Zugegeben, zu den Stoßzeiten kann es in Bussen und Zügen etwas eng werden. Da braucht es manchmal tatsächlich etwas mehr Toleranz. Die gute Nachricht: Überfüllte Transportmittel sind nicht im Interesse der Verkehrsunternehmen, die sich zwar über eine gute Auslastung freuen, aber keine Kund*innen wegen Unzufriedenheit verlieren wollen.

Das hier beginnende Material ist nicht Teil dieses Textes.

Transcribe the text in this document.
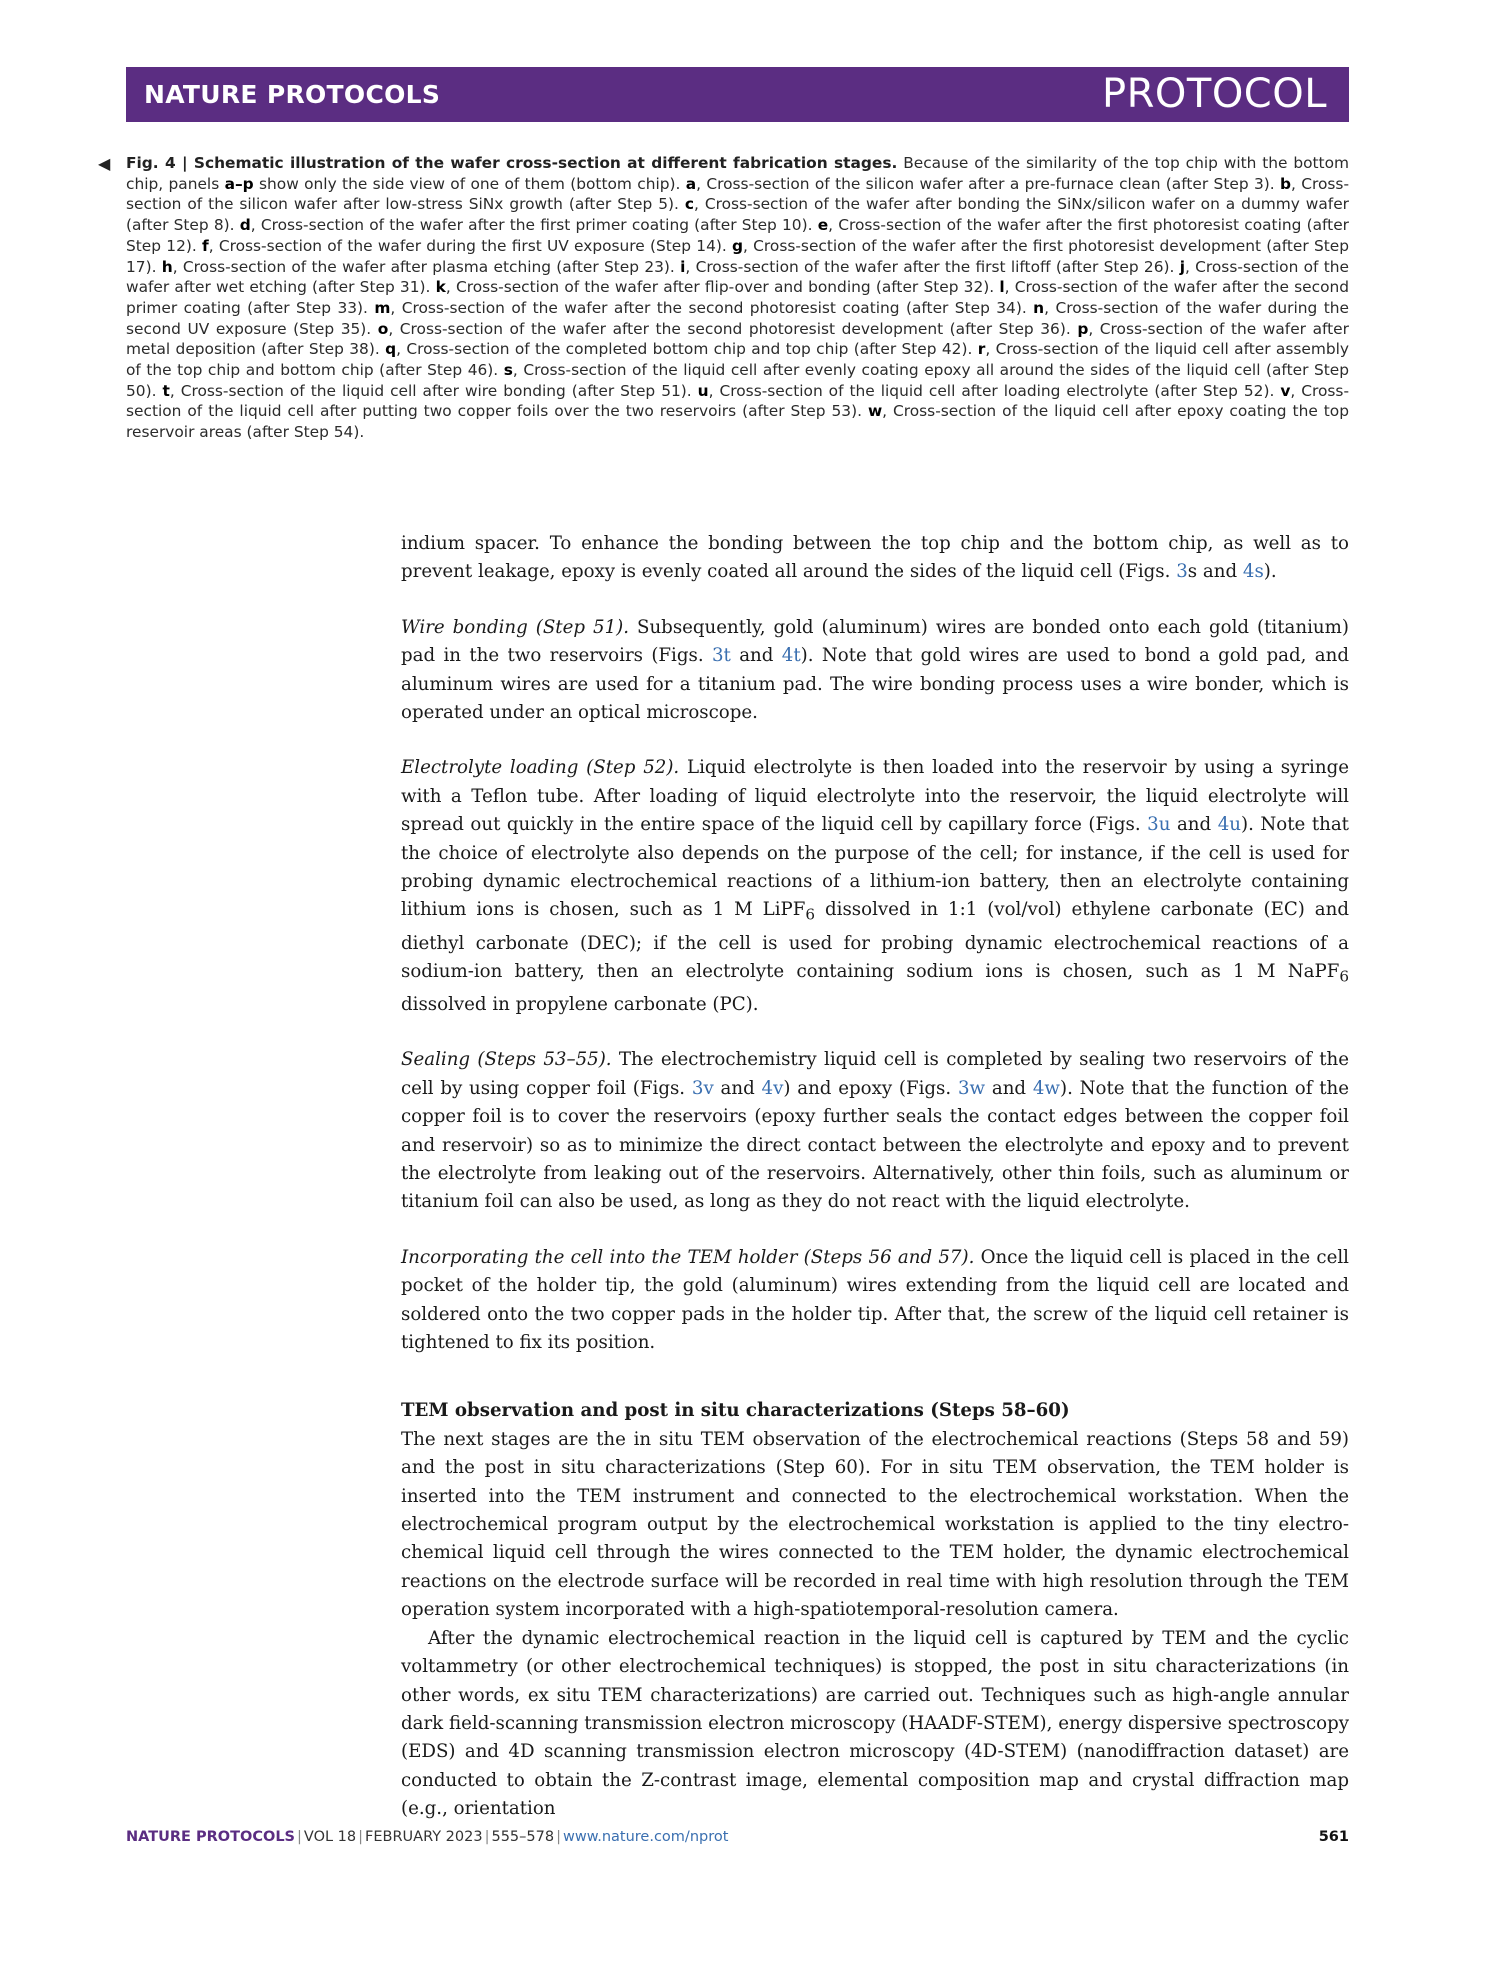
NATURE PROTOCOLS	PROTOCOL
◀ Fig. 4 | Schematic illustration of the wafer cross-section at different fabrication stages. Because of the similarity of the top chip with the bottom chip, panels a–p show only the side view of one of them (bottom chip). a, Cross-section of the silicon wafer after a pre-furnace clean (after Step 3). b, Cross-section of the silicon wafer after low-stress SiNx growth (after Step 5). c, Cross-section of the wafer after bonding the SiNx/silicon wafer on a dummy wafer (after Step 8). d, Cross-section of the wafer after the first primer coating (after Step 10). e, Cross-section of the wafer after the first photoresist coating (after Step 12). f, Cross-section of the wafer during the first UV exposure (Step 14). g, Cross-section of the wafer after the first photoresist development (after Step 17). h, Cross-section of the wafer after plasma etching (after Step 23). i, Cross-section of the wafer after the first liftoff (after Step 26). j, Cross-section of the wafer after wet etching (after Step 31). k, Cross-section of the wafer after flip-over and bonding (after Step 32). l, Cross-section of the wafer after the second primer coating (after Step 33). m, Cross-section of the wafer after the second photoresist coating (after Step 34). n, Cross-section of the wafer during the second UV exposure (Step 35). o, Cross-section of the wafer after the second photoresist development (after Step 36). p, Cross-section of the wafer after metal deposition (after Step 38). q, Cross-section of the completed bottom chip and top chip (after Step 42). r, Cross-section of the liquid cell after assembly of the top chip and bottom chip (after Step 46). s, Cross-section of the liquid cell after evenly coating epoxy all around the sides of the liquid cell (after Step 50). t, Cross-section of the liquid cell after wire bonding (after Step 51). u, Cross-section of the liquid cell after loading electrolyte (after Step 52). v, Cross-section of the liquid cell after putting two copper foils over the two reservoirs (after Step 53). w, Cross-section of the liquid cell after epoxy coating the top reservoir areas (after Step 54).

indium spacer. To enhance the bonding between the top chip and the bottom chip, as well as to prevent leakage, epoxy is evenly coated all around the sides of the liquid cell (Figs. 3s and 4s).

Wire bonding (Step 51). Subsequently, gold (aluminum) wires are bonded onto each gold (titanium) pad in the two reservoirs (Figs. 3t and 4t). Note that gold wires are used to bond a gold pad, and aluminum wires are used for a titanium pad. The wire bonding process uses a wire bonder, which is operated under an optical microscope.

Electrolyte loading (Step 52). Liquid electrolyte is then loaded into the reservoir by using a syringe with a Teflon tube. After loading of liquid electrolyte into the reservoir, the liquid electrolyte will spread out quickly in the entire space of the liquid cell by capillary force (Figs. 3u and 4u). Note that the choice of electrolyte also depends on the purpose of the cell; for instance, if the cell is used for probing dynamic electrochemical reactions of a lithium-ion battery, then an electrolyte containing lithium ions is chosen, such as 1 M LiPF$_6$ dissolved in 1:1 (vol/vol) ethylene carbonate (EC) and diethyl carbonate (DEC); if the cell is used for probing dynamic electrochemical reactions of a sodium-ion battery, then an electrolyte containing sodium ions is chosen, such as 1 M NaPF$_6$ dissolved in propylene carbonate (PC).

Sealing (Steps 53–55). The electrochemistry liquid cell is completed by sealing two reservoirs of the cell by using copper foil (Figs. 3v and 4v) and epoxy (Figs. 3w and 4w). Note that the function of the copper foil is to cover the reservoirs (epoxy further seals the contact edges between the copper foil and reservoir) so as to minimize the direct contact between the electrolyte and epoxy and to prevent the electrolyte from leaking out of the reservoirs. Alternatively, other thin foils, such as aluminum or titanium foil can also be used, as long as they do not react with the liquid electrolyte.

Incorporating the cell into the TEM holder (Steps 56 and 57). Once the liquid cell is placed in the cell pocket of the holder tip, the gold (aluminum) wires extending from the liquid cell are located and soldered onto the two copper pads in the holder tip. After that, the screw of the liquid cell retainer is tightened to fix its position.

TEM observation and post in situ characterizations (Steps 58–60)

The next stages are the in situ TEM observation of the electrochemical reactions (Steps 58 and 59) and the post in situ characterizations (Step 60). For in situ TEM observation, the TEM holder is inserted into the TEM instrument and connected to the electrochemical workstation. When the electrochemical program output by the electrochemical workstation is applied to the tiny electrochemical liquid cell through the wires connected to the TEM holder, the dynamic electrochemical reactions on the electrode surface will be recorded in real time with high resolution through the TEM operation system incorporated with a high-spatiotemporal-resolution camera.

After the dynamic electrochemical reaction in the liquid cell is captured by TEM and the cyclic voltammetry (or other electrochemical techniques) is stopped, the post in situ characterizations (in other words, ex situ TEM characterizations) are carried out. Techniques such as high-angle annular dark field-scanning transmission electron microscopy (HAADF-STEM), energy dispersive spectroscopy (EDS) and 4D scanning transmission electron microscopy (4D-STEM) (nanodiffraction dataset) are conducted to obtain the Z-contrast image, elemental composition map and crystal diffraction map (e.g., orientation

NATURE PROTOCOLS | VOL 18 | FEBRUARY 2023 | 555–578 | www.nature.com/nprot	561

Was kann man also tun? Wenn ihr die Möglichkeit habt, weicht auf Nebenzeiten aus oder fahrt antizyklisch. Wenn ihr am Samstag mal den Zug um 10 statt um 9 Uhr nehmt, werdet ihr den Unterschied merken. Klar ist außerdem, dass in den Zügen von München an den Tegernsee am Wochenende gut was los ist. Wie ihr weniger begangene Ziele findet, erklären wir euch anhand von 12 Tipps im Artikel „Modetouren vermeiden“.

#3 Öffis sind sehr teuer

Wenn überhaupt, dann nur auf den ersten Blick. Was viele vergessen ist, dass die Unterhaltskosten für ein Auto häufig nicht mit in die Überlegungen zu Fahrtkosten einbezogen werden. Parkplatzgebühren, Werkstattkosten, Steuern und Versicherungen – da kommt auch schnell ein hübsches Sümmchen zusammen. In vielen Regionen Deutschlands kann man mit Sparangeboten der Bahn günstig unterwegs sein, egal ob es sich dabei um attraktive Tickets für Gruppen oder Abo-Modelle für Vielfahrer*innen handelt – nachrechnen lohnt sich!

#4 Öffis fahren nicht dann, wenn ich sie brauche

Klar ist, leere Fahrzeuge durchs Land zu schicken, macht keinen Sinn. Deswegen orientiert sich der ÖPNV in der Regel nach dem vorhandenen Bedarf. Häufig sind das der Berufs- oder Schulverkehr. Zwischen diesen Zeiten oder am Wochenende kann es dann schon mal dünn aussehen, gerade was die Fahrpläne von Bussen in ländlichen Regionen betrifft. Vielerorts hat man die Ansprüche von (Tages-)Gästen und Bergsportler*innen aber schon erkannt und die Fahrpläne etwas angepasst. Mit eigenen Bergbussen oder besonderen Ausflugsangeboten gibt es bereits innovative Konzepte, die in Zukunft ausgebaut werden sollen.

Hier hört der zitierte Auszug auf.